The word "impossible" appears in many of the leading critical definitions of fantastic literature. C.S. Lewis, in Experiment in Criticism (1965), defines fantasy as "any narrative that deals with impossibles or preternaturals" (50). In Modern Fantasy: Five Studies (1975), Colin Manlove argues that a "substantial and irreducible element of supernatural or impossible worlds, beings, or objects" is essential to fantastic literature; and he defines "supernatural or impossible" as "of another order of reality from that in which we exist and form our notions of possibility" (3). In The Fantastic in Literature (1976), Eric Rabkin argues that the "polar opposite" of reality is fantasy (15). And in "Problems of Fantasy" (1978), S.C. Fredericks calls fantasy "the literature of the impossible" (37). These critical exercises, which took place in the 1960s and 1970s, as fantastic literature was experiencing an enormous increase in popularity, led Gary Wolfe, in "The Encounter with Fantasy" (1982), to assert that the "criterion of the impossible ... may be the first principle generally agreed upon for the study of fantasy" (1-2).
Although the foregoing definitions have appeared to set fantastic literature in opposition to realistic literature, critic Kathryn Hume suggests that we should see the real and the impossible as separate ends of a continuum that includes all fiction. She argues that
literature is the product of two impulses. These are mimesis, felt as the desire to imitate, to describe events, people, and objects with such verisimilitude that others can share your experience; and fantasy, the desire to change givens and alter reality-out of boredom, play, vision, longing for something lacking, or need for metaphoric images that will bypass the audience's verbal defenses (20).
And fantasy, Hume continues, "is any departure from consensus reality" (21, italics in the original). All literature is, then, part mimetic and part fantastic, with realistic fiction toward one end of the spectrum and fantastic fiction toward the other.
The creation of a fantastic world is not just a matter of introducing impossible people or things into an otherwise realistic world, blending the mimetic and the fantastic-although that is basically the strategy of much horror fiction.

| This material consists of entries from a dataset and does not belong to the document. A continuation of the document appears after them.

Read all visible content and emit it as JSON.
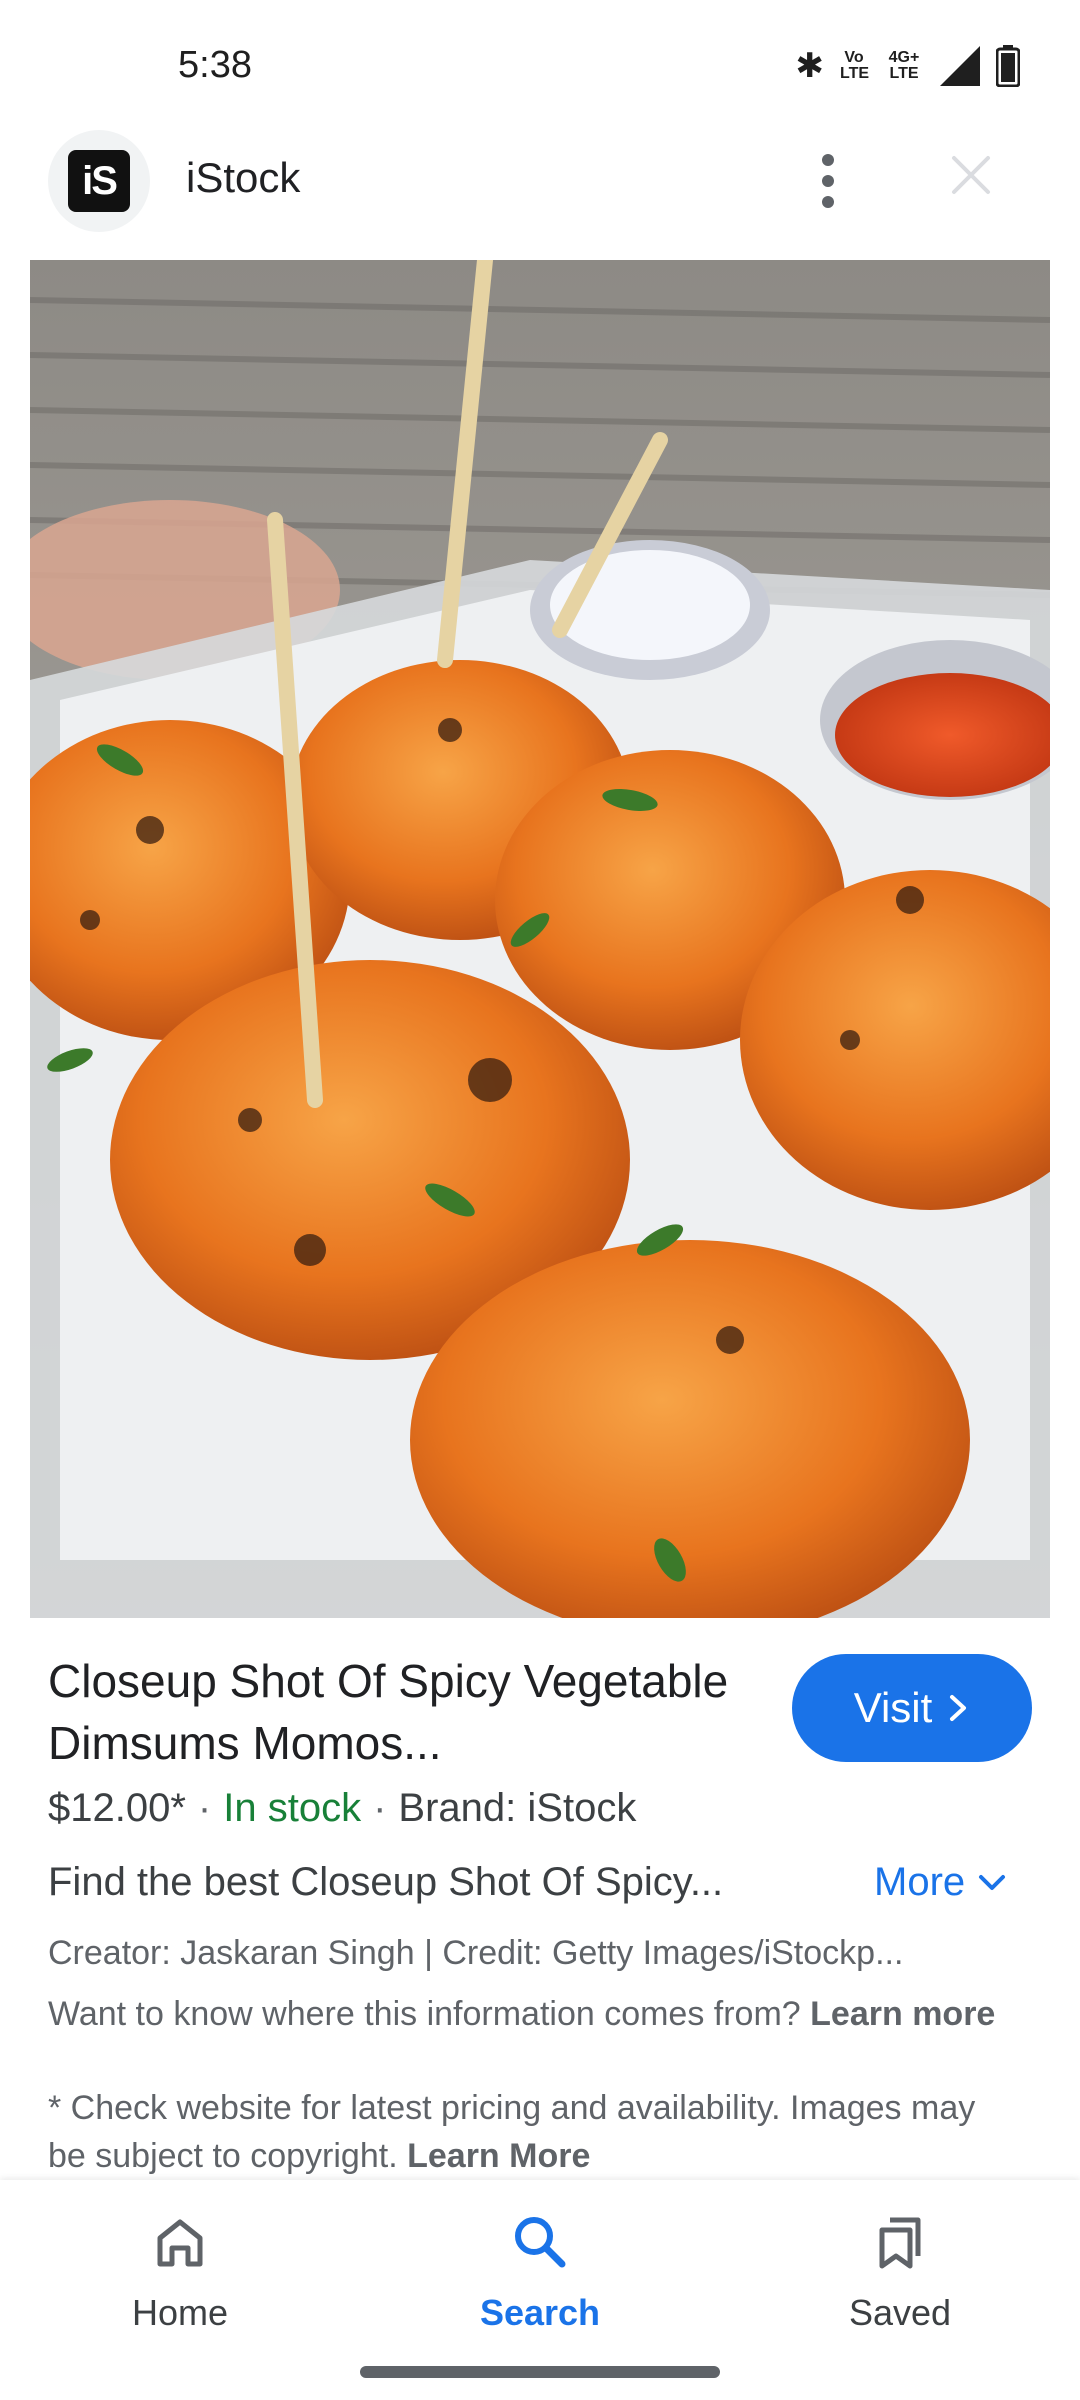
{
  "status_bar": {
    "time": "5:38",
    "volte": "Vo LTE",
    "network": "4G+ LTE"
  },
  "header": {
    "site_logo_text": "iS",
    "site_name": "iStock"
  },
  "product": {
    "title": "Closeup Shot Of Spicy Vegetable Dimsums Momos...",
    "visit_label": "Visit",
    "price": "$12.00*",
    "stock": "In stock",
    "brand": "Brand: iStock",
    "description": "Find the best Closeup Shot Of Spicy...",
    "more_label": "More",
    "credit": "Creator: Jaskaran Singh | Credit: Getty Images/iStockp...",
    "source_question": "Want to know where this information comes from?",
    "learn_more_1": "Learn more",
    "disclaimer": "* Check website for latest pricing and availability. Images may be subject to copyright.",
    "learn_more_2": "Learn More"
  },
  "bottom_nav": {
    "items": [
      {
        "label": "Home",
        "icon": "home-icon"
      },
      {
        "label": "Search",
        "icon": "search-icon",
        "active": true
      },
      {
        "label": "Saved",
        "icon": "bookmarks-icon"
      }
    ]
  },
  "colors": {
    "accent": "#1a73e8",
    "in_stock": "#188038",
    "text": "#202124",
    "secondary_text": "#5f6368"
  }
}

Science fiction and fantasy require the author to create a world that makes sense in and of itself. J.R.R. Tolkien may have been the first to articulate the principle of the Secondary World.
What really happens is that the story-maker proves a successful "sub-creator." He makes a Secondary World which your mind can enter. Inside it, what he relates is "true": it accords with the laws of that world. You therefore believe it, while you are, as it were, inside. The moment disbelief arises, the spell is broken; the magic, or rather art, has failed (37).
Numerous critics since have echoed Tolkien's argument. Jane Yolen, in Touch Magic, says that the "amazing thing about fantasy is its absolute consistency" (77); in "Flat-Heeled Muse" (1965), Lloyd Alexander remarks that a fantasy writer's muse asks bothersome questions about consistency (141-146); in The Green and Burning Tree (1962), Eleanor Cameron argues that the author must "create an inner logic for his story and ... draw boundary lines outside of which his fantasy may not wander" (17); and in The Fantasy Tradition in America from Irving to LeGuin (1980), Brian Attebery asserts that fantasy "needs consistency" (2). In light of these remarks, it might be argued, as I have in "Fantasy" (Sullivan 1992:99) and Welsh Celtic Myth in Modern Fantasy (Sullivan 1989:94-96), that the criterion of the logically-created or cohesive Secondary World is, to follow Gary Wolfe's phraseology, the second principle agreed upon for the study of fantasy.